The history of Marselisborg Palace

The history of Marselisborg Palace

The Marselis Family - Marselisborg Palace. You can encounter the name Marselis in many places in Aarhus, but what is behind this name?

In 1661 King Frederik III of Denmark, who was deeply in debt, had to surrender to one of his creditors, the Dutch merchant Gabriel Marselis, sizeable amounts of Crownlands in Jutland, including the Havreballegård manor.  

Two of his sons - Constantin and Vilhelm Marselis - came to Denmark and settled in the Aarhus area. Later, Constantin Marselis managed to raise the status of Havreballegård to the barony of Marselisborg.

However, the Marselis family was unable to retain the estate, and over the next 200 years it had several owners.

In 1896 the last private owner of the estate, Hans Peter Ingerslev, offered representatives of the Aarhus town council right of pre-emption to the Marselisborg Manor and all its lands.
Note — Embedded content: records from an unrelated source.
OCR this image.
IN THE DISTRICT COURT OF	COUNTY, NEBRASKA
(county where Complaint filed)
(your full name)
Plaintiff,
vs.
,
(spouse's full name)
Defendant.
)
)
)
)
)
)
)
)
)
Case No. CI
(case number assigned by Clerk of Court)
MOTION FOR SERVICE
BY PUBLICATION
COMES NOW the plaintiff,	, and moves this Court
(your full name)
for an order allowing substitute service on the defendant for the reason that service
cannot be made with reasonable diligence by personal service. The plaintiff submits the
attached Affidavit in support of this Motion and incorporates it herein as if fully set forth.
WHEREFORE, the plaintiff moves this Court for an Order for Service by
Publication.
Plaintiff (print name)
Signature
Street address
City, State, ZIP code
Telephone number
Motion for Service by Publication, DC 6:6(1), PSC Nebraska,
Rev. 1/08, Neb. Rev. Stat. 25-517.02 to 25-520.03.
Two days after signing the agreement, Ingerslev died unexpectedly leaving Århus in control of large areas of land, and the town, which was in dire need of space, at last had the opportunity to expand further.

The name Marselisborg lives on in the palace which was erected on the lands of the estate a few years after it had been bought. The palace was wedding gift for Prince Christian and Princess Alexandrine, the purpose of which was to bind the Royal family more closely to Jutland. The palace was completed on 7 June 1902. 

Prince Christian and his family made frequent use of the palace and following the accession of King Christian X in 1912 Århus became the reigning monarch’s second seat after Copenhagen. 

Following the death of Queen Alexandrine in 1952 Marselisborg Palace entered a quieter period and this remained the case until 1967, when, after a thorough renovation, the present royal couple began using Marselisborg Palace once more.

Marselisborg has again become an important part of Aarhus, and locally it is still very much an event when the Royal family takes up residence at the palace during summer.

The Marselisborg Palace grounds hold a fine collection of sculptures and a rose garden with a pergola and a herb garden all beautifully laid out. The garden is open to the public when the Royal family is not in residence.